Bagi Dahlan, tidak semua yang berasal dari penjajah buruk. Hal-
hal yang baik boleh dan bahkan harus diikuti. Ini termasuk
ketika ia memasukkan kurikulum pengetahuan umum --antara lain
ilmu mantiq (logika)-- sebagai mata pelajaran di madrasahnya. Ia
juga membentuk Hizbul Wathon (kepanduan), mendirikan rumah
sakit, dan panti asuhan.

Bahkan pendirian Muhammadiyah pada Desember 1912, konon juga
diinspirasi oleh keberadaan penjajah. Dahlan melihat penjajah
sebagai kekuatan jahat bisa berkuasa, mengalahkan kekuatan Islam.
Menurutnya, itu karena penjajah terorganisasi dengan baik. Ia
pun berkesimpulan "kebaikan yang tak terorganisasi akan kalah
dengan kejahatan yang terorganisir".

Apa yang dilakukan Dahlan tak lepas dari perintah agama. Baginya,
beragama itu tidak sulit. Alquran dan Hadis bukan untuk
diwacanakan, tapi untuk diamalkan. Karena itu ia
mengejawantahkan surat Al-Ma'un --antara lain perintah
menyantuni fakir miskin-- dengan membangun panti-panti asuhan
dan rumah sakit.

Menurutnya, beragama itu menggembirakan, bukan sebaliknya. Agar
orang suka serta gembira dalam menjalankan ajaran agama, ia
mengatakan "Mati adalah bahaya, akan tetapi lupa kepada kematian
merupakan bahaya yang jauh lebih besar dari kematian itu
sendiri'.

Dalam hal hukum, menurut Dahlan, dasar pokoknya adalah Alquran
dan Hadis. Bila dari keduanya tidak diketemukan kaidah hukum
yang eksplisit, maka ditentukan berdasarkan penalaran dengan
mempergunakan kemampuan berpikir logis (akal pikiran), ijtimak
(kesepakatan ulama) serta qiyas (analogi).
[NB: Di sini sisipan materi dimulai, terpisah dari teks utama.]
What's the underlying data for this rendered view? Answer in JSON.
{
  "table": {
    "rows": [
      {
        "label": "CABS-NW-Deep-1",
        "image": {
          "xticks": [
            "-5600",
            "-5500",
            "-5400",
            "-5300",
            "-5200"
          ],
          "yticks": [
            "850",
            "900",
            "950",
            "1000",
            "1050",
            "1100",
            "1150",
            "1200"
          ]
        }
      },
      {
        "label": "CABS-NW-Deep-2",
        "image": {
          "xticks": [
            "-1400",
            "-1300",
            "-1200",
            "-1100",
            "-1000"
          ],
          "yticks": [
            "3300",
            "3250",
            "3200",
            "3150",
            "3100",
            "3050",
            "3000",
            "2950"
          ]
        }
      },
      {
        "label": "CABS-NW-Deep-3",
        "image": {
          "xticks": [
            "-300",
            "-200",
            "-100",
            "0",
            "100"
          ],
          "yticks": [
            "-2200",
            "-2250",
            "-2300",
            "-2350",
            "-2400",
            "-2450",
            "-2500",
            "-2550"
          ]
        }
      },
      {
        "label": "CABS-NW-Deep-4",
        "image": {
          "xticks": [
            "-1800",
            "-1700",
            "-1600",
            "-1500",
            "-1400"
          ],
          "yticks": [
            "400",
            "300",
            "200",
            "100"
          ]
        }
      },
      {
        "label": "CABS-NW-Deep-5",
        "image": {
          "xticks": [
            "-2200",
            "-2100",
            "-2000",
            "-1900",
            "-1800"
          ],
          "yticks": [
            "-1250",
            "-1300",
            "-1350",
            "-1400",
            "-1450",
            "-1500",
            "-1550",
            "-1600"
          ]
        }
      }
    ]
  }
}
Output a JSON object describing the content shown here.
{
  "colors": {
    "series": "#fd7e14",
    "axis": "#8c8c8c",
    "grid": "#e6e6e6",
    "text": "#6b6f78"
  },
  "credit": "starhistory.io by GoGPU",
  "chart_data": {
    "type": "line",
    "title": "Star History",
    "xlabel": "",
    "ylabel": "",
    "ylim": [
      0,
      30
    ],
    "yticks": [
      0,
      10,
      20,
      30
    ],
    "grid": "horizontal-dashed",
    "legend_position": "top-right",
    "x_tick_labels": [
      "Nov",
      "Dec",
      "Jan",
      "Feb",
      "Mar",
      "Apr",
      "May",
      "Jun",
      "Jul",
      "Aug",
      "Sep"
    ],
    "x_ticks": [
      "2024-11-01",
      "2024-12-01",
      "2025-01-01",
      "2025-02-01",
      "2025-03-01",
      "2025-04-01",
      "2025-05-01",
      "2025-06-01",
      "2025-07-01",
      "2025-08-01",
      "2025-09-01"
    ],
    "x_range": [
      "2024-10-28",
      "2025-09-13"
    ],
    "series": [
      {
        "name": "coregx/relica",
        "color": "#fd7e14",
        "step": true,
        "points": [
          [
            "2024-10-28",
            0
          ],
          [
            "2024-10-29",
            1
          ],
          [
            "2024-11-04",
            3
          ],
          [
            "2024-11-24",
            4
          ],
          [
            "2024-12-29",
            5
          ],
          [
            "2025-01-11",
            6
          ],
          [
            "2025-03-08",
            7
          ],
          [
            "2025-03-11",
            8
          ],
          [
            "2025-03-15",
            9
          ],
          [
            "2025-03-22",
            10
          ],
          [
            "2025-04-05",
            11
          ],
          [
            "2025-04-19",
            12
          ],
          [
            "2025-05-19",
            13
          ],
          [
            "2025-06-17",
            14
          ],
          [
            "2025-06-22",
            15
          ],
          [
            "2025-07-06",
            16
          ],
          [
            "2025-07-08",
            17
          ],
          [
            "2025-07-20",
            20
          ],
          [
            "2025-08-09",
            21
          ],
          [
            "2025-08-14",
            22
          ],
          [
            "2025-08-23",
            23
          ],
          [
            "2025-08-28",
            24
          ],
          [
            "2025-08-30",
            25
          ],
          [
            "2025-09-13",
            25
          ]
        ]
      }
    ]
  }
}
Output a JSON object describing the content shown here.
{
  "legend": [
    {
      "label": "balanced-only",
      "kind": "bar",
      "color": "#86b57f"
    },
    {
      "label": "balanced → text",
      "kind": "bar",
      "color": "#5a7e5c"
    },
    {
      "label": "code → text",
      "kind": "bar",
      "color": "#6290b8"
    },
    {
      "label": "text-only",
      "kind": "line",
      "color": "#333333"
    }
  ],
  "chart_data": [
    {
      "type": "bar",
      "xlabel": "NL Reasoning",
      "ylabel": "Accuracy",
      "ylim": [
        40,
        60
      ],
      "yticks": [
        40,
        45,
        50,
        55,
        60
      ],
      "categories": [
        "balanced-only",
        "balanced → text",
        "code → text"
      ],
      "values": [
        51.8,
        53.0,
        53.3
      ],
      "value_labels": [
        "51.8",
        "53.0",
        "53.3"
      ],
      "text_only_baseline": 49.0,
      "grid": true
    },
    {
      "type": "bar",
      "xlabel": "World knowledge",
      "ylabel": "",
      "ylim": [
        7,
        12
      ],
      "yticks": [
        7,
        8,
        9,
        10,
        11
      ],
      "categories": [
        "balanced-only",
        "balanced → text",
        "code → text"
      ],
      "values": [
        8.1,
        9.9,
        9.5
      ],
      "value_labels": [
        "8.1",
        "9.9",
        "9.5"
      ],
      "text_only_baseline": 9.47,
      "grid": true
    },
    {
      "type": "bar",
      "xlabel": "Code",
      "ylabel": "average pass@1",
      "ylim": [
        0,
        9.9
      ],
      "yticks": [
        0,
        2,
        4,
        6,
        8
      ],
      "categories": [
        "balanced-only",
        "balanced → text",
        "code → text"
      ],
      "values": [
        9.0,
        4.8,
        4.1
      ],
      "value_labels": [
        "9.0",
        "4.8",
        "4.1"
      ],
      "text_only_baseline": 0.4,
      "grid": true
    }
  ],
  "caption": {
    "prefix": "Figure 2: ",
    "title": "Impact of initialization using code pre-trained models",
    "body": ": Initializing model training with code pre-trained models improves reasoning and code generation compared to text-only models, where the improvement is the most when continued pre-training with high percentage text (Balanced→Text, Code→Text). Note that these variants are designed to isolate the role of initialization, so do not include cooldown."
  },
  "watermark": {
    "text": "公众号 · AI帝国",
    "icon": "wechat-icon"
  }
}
KHA Dahlan wafat tahun 1923, pada usia 55 tahun. Meskipun ia
hanya sempat memimpin Muhammadiyah selama 12 tahun, tapi ormas
yang ia dirikan itu berkembang pesat. Ribuan sekolah, madrasah,
kampus, pesantren, rumahsakit, panti asuhan, dan amal usaha
milik Muhammadiyah kini tersebar di hampir seluruh Indonesia.
Semua itu jelas merupakan amal jariyah KH Ahmad Dahlan.